Pringy : une cagnotte en solidarité avec la fillette touchée par un cocktail Molotov

Deux hommes cagoulés ont jeté des cocktails Molotov dans ce commerce. L'un a atteint la fille du gérant, gravement brûlée. / © France 3 Paris - Île-de-France
Deux hommes cagoulés ont jeté des cocktails Molotov dans ce commerce. L'un a atteint la fille du gérant, gravement brûlée. / © France 3 Paris - Île-de-France

Une fillette de 7 ans a été touchée par un cocktail Molotov lors d'une attaque dirigée contre le commerce de son père, à Pringy en Seine-et-Marne, vendredi 4 mai. Elle a été brûlée à plus de 70%. Une cagnotte a été lancée en solidarité avec la jeune victime.

Par MT avec Farid Benbekaï

Déjà 69 personnes ont participer à la cagnotte en solidarité avec la famille d'Anaïs, une jeune fillette de 7 ans entre la vie et la mort. Car plusieurs jours après l'attaque, les messages de soutien se multiplient aux abords de la supérette de Pringy.

Vendredi 4 mai au soir, dans la commune de Seine-et-Marne, deux individus cagoulés et armés de cocktails Molotov font irruption dans la boutique. Deux projectiles sont lancés dans les rayons. Stéphanie se tenait à l'entrée au moment des faits. "D'un coup, j'ai entendu hurler et j'ai vu deux mecs qui couraient au milieu de la route et j'ai vu la petite qui était en train de brûler."
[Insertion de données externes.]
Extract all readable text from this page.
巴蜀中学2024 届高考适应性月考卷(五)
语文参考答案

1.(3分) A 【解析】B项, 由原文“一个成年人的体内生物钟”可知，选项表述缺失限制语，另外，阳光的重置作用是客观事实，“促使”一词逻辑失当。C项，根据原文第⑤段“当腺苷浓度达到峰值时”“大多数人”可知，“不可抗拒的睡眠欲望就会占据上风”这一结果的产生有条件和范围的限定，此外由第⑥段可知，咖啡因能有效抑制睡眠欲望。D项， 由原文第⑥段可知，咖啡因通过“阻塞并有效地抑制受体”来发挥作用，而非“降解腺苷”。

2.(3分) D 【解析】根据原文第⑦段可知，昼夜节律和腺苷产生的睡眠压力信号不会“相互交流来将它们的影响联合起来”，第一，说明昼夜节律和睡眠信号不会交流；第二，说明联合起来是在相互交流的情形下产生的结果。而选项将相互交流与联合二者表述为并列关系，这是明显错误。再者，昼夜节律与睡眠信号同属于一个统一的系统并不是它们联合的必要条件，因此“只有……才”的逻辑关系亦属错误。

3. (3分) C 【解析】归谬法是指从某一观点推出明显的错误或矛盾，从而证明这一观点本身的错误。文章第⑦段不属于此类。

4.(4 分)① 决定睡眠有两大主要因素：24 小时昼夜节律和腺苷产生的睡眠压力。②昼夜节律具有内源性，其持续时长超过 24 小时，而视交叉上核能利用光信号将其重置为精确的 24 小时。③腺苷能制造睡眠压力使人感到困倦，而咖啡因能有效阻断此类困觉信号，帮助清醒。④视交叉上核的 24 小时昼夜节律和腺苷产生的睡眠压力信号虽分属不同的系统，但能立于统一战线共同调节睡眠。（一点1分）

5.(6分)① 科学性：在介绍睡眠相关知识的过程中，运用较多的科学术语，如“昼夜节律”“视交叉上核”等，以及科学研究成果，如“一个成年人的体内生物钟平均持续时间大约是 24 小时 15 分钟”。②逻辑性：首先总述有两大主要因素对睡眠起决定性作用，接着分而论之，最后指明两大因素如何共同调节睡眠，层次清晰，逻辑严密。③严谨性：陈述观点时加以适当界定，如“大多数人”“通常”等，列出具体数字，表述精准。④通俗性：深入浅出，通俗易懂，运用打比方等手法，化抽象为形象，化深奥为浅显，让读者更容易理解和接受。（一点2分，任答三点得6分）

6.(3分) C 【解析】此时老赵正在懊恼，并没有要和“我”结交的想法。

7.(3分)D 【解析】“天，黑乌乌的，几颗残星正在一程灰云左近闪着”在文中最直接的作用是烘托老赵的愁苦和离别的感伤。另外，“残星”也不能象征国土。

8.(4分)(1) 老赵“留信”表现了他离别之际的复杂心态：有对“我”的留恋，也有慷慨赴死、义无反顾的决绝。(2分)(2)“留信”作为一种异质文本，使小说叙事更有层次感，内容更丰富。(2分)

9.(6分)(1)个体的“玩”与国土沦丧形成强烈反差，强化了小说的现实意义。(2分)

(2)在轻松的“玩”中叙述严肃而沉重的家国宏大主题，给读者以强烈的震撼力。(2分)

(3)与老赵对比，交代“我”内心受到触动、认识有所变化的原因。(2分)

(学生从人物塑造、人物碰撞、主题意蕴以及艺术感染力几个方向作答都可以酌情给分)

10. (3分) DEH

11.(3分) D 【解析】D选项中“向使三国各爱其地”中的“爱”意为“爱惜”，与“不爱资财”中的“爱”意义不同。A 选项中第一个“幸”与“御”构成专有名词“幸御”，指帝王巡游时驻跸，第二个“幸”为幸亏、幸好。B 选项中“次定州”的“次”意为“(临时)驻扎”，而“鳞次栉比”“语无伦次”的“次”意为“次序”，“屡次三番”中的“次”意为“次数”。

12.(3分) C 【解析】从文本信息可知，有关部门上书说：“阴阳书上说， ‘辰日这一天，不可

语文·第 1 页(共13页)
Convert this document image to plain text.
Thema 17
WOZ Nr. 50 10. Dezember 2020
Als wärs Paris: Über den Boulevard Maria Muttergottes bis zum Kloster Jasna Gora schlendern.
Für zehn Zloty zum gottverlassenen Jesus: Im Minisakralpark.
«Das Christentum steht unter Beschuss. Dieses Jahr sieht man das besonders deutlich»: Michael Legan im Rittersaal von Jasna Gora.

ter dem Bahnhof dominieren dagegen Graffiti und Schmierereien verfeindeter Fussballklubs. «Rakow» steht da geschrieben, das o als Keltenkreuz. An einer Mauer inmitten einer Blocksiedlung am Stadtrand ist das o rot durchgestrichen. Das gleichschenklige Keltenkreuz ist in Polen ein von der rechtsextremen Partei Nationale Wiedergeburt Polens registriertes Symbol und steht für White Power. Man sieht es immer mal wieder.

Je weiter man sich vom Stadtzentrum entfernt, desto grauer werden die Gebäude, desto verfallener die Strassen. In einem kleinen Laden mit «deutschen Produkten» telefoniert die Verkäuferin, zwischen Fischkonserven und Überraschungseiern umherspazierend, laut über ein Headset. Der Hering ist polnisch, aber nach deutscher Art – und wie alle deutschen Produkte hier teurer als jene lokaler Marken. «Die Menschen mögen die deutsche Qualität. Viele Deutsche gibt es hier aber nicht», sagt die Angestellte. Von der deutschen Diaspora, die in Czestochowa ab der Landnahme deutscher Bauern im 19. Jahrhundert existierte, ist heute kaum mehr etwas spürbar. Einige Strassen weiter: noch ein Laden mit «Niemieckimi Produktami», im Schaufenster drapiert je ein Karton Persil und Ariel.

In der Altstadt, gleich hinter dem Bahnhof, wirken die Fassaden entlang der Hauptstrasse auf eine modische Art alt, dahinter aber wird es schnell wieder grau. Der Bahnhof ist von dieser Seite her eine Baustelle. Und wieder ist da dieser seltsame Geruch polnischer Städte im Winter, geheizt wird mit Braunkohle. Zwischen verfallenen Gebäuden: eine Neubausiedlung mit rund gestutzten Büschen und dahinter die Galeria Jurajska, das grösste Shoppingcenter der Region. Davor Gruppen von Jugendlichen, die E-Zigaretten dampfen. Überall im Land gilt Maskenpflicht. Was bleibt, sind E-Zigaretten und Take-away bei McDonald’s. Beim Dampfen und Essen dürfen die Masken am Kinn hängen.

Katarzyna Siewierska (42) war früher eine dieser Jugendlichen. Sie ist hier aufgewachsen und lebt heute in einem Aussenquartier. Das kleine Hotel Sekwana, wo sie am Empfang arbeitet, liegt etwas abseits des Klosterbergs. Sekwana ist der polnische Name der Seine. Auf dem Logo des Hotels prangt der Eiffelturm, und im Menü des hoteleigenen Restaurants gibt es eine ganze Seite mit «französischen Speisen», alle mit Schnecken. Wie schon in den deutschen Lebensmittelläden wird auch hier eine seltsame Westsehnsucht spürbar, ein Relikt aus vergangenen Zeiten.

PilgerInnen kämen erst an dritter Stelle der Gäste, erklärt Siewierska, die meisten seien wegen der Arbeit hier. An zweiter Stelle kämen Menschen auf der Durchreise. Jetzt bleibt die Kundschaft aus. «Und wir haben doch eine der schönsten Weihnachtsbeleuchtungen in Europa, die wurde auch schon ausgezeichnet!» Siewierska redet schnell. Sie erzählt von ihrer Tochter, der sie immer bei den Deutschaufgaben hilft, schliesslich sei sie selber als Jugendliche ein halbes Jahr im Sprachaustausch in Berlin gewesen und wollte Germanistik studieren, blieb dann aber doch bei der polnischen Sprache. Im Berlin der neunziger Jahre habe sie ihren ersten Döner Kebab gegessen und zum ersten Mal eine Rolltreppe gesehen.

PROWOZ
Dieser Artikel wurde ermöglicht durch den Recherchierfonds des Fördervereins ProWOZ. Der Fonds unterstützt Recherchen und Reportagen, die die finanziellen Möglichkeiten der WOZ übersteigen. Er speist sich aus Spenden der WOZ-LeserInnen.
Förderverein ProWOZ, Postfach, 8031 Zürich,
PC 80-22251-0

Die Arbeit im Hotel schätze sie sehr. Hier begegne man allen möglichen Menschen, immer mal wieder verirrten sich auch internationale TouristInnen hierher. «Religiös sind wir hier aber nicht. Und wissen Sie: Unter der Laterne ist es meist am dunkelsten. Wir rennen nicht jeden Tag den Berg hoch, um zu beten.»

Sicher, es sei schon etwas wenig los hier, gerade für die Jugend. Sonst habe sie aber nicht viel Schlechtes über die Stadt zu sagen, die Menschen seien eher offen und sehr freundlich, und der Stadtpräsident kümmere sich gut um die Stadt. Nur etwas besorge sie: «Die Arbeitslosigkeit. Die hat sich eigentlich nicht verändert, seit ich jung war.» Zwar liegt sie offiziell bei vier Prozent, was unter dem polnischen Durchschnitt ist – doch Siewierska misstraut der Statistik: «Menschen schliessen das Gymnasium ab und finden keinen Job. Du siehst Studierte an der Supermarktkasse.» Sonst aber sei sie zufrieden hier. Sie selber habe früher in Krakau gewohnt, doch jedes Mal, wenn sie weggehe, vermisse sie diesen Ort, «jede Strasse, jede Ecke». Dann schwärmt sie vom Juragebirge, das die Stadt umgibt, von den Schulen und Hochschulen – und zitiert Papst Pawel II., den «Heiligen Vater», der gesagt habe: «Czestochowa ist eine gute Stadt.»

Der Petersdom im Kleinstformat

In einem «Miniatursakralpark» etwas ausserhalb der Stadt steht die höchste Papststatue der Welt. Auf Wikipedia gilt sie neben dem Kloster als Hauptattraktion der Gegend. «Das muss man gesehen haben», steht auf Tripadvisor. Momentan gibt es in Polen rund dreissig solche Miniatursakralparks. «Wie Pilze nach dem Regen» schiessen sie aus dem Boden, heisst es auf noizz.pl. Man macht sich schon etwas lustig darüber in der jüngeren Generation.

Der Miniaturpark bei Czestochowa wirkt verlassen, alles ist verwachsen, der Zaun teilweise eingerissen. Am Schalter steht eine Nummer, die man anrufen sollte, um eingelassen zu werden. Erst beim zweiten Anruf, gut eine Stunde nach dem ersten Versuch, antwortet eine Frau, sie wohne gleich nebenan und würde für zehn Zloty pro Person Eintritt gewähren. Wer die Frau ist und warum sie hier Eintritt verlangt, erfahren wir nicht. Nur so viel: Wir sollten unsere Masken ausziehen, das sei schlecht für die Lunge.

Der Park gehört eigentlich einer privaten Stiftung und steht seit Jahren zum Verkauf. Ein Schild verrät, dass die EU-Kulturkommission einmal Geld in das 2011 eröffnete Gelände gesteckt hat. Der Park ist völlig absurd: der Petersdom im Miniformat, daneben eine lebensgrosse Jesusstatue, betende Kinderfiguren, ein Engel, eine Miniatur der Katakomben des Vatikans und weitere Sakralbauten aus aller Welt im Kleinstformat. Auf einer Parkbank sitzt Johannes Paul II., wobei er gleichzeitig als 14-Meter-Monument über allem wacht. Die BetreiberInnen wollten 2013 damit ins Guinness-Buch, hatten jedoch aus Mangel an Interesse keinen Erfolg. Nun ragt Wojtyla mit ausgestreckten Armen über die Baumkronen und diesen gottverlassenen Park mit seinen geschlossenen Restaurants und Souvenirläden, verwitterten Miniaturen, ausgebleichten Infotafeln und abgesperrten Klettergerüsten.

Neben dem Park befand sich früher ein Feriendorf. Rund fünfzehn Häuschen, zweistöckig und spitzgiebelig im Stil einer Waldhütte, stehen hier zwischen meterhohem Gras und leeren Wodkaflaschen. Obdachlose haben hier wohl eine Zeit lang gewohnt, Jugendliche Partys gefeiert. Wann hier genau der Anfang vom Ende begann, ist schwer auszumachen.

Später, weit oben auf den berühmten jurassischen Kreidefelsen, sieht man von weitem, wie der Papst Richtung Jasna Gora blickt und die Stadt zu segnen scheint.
Le père d'Anaïs en appelle à la justice. "Je veux que la justice soit faite correctement, pas qu'ils fassent 20 ans de prison et sortent. Ces personnes-là recommenceront, c'est leur fierté."


"On ne baissera pas la tête"


Âgée de 7 ans, la fille du gérant a été admise à l'hôpital Armand-Trousseau (Paris XIIe). Elle a été brûlée à plus de 70%. Depuis, un élan de solidarité s'organise autour de la famille et une cagnotte a été lancée. L'agression suscite l'indignation des habitants comme le raconte une personne rencontrée sur les lieux : "On ne peut pas concevoir que sur une commune comme la nôtre, cela peut se passer."

Règlement de compte ou expédition punitive, c'est ce que les enquêteurs cherchent à savoir. Le gérant, quand à lui, refuse de se plier aux intimidations. "Ce n'est pas parce que l'on m'a mis sous terre que je ne vais pas me relever, au contraire, mon nom et mon enseigne vont rester. On combattra pour ma fille et c'est elle qui va me donner la force. On ne baissera pas la tête."

Un rassemblement de soutien devrait être organisé dans les prochains jours.